Container Network Interface (CNI) - A Summary

This is a topic that has been turning over in the back of my mind for a while. In short, sometime last year, I discovered that container networking tends to add more overhead than what I had expected. And since then I have been meaning to find out more on this. The below video is, to-date, the best description of the process that I found. It does requires one to understand a little about networking and Linux namespaces but overall a surprisingly limpid elucidation of a deeply convoluted topic. This article is, frankly, most of the contents that I took away from the hour long video.

Software Switches in Linux

Creating a software switch in Linux is simple:

• Create a couple of interfaces
• Create a Linux bridge
• Attach the interfaces to the bridge

These can be simply achieve by the `ip addr` and `brctl` commands. However, the issue is that containers/dockers and the bridge reside in different namespaces. So we need a way to connect an interface in a container to a Linux bridge and send data across.

Virtual Interfaces

Virtual interfaces can be created with `sudo ip link add <veth-1> type veth peer name <veth-2>`. Virtual interfaces are always created in pairs and data transmitted to one peer immediately received on the other peer. This is a natural solution to the problem discussed above: we can assign <veth-1> to the bridge while assigning <veth-2> to the container. So now, we can send data across namespaces but we don't yet know how to assign interfaces across namespaces.

Changing the Defaults

We first need to get the process for the docker container: `cont_pid=$(sudo docker inspect -f '{.State.Pid}' container2)`. Here our container is called container2.

Next, create our network namespace directory: `mkdir -p /var/run/netns`

Finally, Docker namespaces are not typically visible to Linux, so we need to fix that: `sudo ln -sfT /proc/$(cont_pid)/ns/net /var/run/netns/container2`

Of course, we can use `ip netns exec` command to set up the network inside the container. For example: `sudo ip netns exec container2 ip link set veth-2 up`

Connecting to the Internet

The containers, thus connected to a bridge, connect to the Internet through NAT (Network Address Translation). For example, MASQUERADE rules that redirect all traffic from all interfaces in the bridge, with source IP addresses from within the bridge's subnet, and not intended for another interface connected on the same bridge, to the default route. Another example is when host ports are mapped to a container port, DNAT rules are set up.

Multi-Host Deployments/Container Clusters

We can connect hosts with a L2 VLAN that span the docker0 bridge across hosts. But then we need to:

• Ensure that subnets across the docker0 are not the same to prevent IP collision
• Maintain L3 routes across hosts

This is a fairly impossible task when the number of hosts grow! This is where container networking solutions come into picture. Two of the more popular choices are Flannel and Calico!

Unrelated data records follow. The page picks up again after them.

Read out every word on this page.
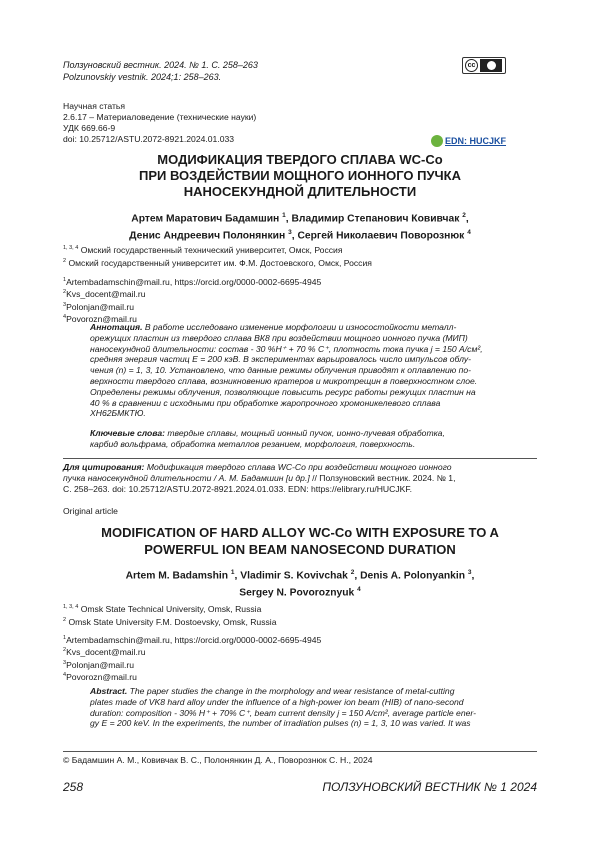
Ползуновский вестник. 2024. № 1. С. 258–263
Polzunovskiy vestnik. 2024;1: 258–263.
cc
Научная статья
2.6.17 – Материаловедение (технические науки)
УДК 669.66-9
doi: 10.25712/ASTU.2072-8921.2024.01.033	EDN: HUCJKF
МОДИФИКАЦИЯ ТВЕРДОГО СПЛАВА WC-Co
ПРИ ВОЗДЕЙСТВИИ МОЩНОГО ИОННОГО ПУЧКА
НАНОСЕКУНДНОЙ ДЛИТЕЛЬНОСТИ
Артем Маратович Бадамшин $^1$, Владимир Степанович Ковивчак $^2$,
Денис Андреевич Полонянкин $^3$, Сергей Николаевич Поворознюк $^4$
$^{1, 3, 4}$ Омский государственный технический университет, Омск, Россия
$^2$ Омский государственный университет им. Ф.М. Достоевского, Омск, Россия
$^1$Artembadamschin@mail.ru, https://orcid.org/0000-0002-6695-4945
$^2$Kvs_docent@mail.ru
$^3$Polonjan@mail.ru
$^4$Povorozn@mail.ru
Аннотация. В работе исследовано изменение морфологии и износостойкости металл-
орежущих пластин из твердого сплава ВК8 при воздействии мощного ионного пучка (МИП)
наносекундной длительности: состав - 30 %H⁺ + 70 % C⁺, плотность тока пучка j = 150 А/см²,
средняя энергия частиц E = 200 кэВ. В экспериментах варьировалось число импульсов облу-
чения (n) = 1, 3, 10. Установлено, что данные режимы облучения приводят к оплавлению по-
верхности твердого сплава, возникновению кратеров и микротрещин в поверхностном слое.
Определены режимы облучения, позволяющие повысить ресурс работы режущих пластин на
40 % в сравнении с исходными при обработке жаропрочного хромоникелевого сплава
ХН62БМКТЮ.
Ключевые слова: твердые сплавы, мощный ионный пучок, ионно-лучевая обработка,
карбид вольфрама, обработка металлов резанием, морфология, поверхность.
Для цитирования: Модификация твердого сплава WC-Co при воздействии мощного ионного
пучка наносекундной длительности / А. М. Бадамшин [и др.] // Ползуновский вестник. 2024. № 1,
С. 258–263. doi: 10.25712/ASTU.2072-8921.2024.01.033. EDN: https://elibrary.ru/HUCJKF.
Original article
MODIFICATION OF HARD ALLOY WC-Co WITH EXPOSURE TO A
POWERFUL ION BEAM NANOSECOND DURATION
Artem M. Badamshin $^1$, Vladimir S. Kovivchak $^2$, Denis A. Polonyankin $^3$,
Sergey N. Povoroznyuk $^4$
$^{1, 3, 4}$ Omsk State Technical University, Omsk, Russia
$^2$ Omsk State University F.M. Dostoevsky, Omsk, Russia
$^1$Artembadamschin@mail.ru, https://orcid.org/0000-0002-6695-4945
$^2$Kvs_docent@mail.ru
$^3$Polonjan@mail.ru
$^4$Povorozn@mail.ru
Abstract. The paper studies the change in the morphology and wear resistance of metal-cutting
plates made of VK8 hard alloy under the influence of a high-power ion beam (HIB) of nano-second
duration: composition - 30% H⁺ + 70% C⁺, beam current density j = 150 A/cm², average particle ener-
gy E = 200 keV. In the experiments, the number of irradiation pulses (n) = 1, 3, 10 was varied. It was
© Бадамшин А. М., Ковивчак В. С., Полонянкин Д. А., Поворознюк С. Н., 2024
258	ПОЛЗУНОВСКИЙ ВЕСТНИК № 1 2024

All networking solutions mainly solve the above two problems using a variety of backends.

Flannel

Flannel is a relatively simple solution that installs an agent in every host and maintains a central data store. Flannel's recommended backends are VXLAN and host-gw.

VXLAN

The Linux kernel's VXLAN driver is used to connect the hosts over UDP. The central store is used to figure out where to route the UDP packet to reach the intended VXLAN.

host-gw

This is a simpler option if all hosts are connected through the same subnet. Flannel can use the direct connection to solve the above two problems.

L3 routes are static in Flannel.

Calico

Calico, on the other hand, is quite a bit more sophisticated. It installs Bird-BGP on each host along with the agent. The hosts are BGP peers which helps Calico maintain routes dynamically.

Registering network solutions with Docker

Docker exposes a plug-in interface for network solutions to use. If a networking solution registers through this plug-in then Docker hands over the responsibility for mutli-host networking to that solution. Typically, the solutions agent registers with the plug-in interface on each host.

Note: Network solutions need not be software only.

Container Network Interface (CNI)

Go run N containers on K hosts

Container orchestrators, like Kubernetes, are management software that know how to convert statements like this into a running cluster. Container orchestrators expose the CNI as the network plug-in standard. This is different from the Docker plug-in interface.

Network Policies

In the core docker approach, network policies are applied by modifying iptables in Linux. Moder CNI solutions are slowly taking over this responsibility as well.

Future Direction

Two interesting future research directions are high-density and federated container clusters.

• For high density, here high density means a high container-to-host-ratio, clusters applying network policies for a significant number of containers takes its toll on performance. There is attempt underfoot to use Linux kernel's eBPF capabilities to perform network processing from the userspace, which is faster.
• In case of federated clusters, CNI solutions probably have a huge role to play in the deployment of multi-cloud or hybrid clusters.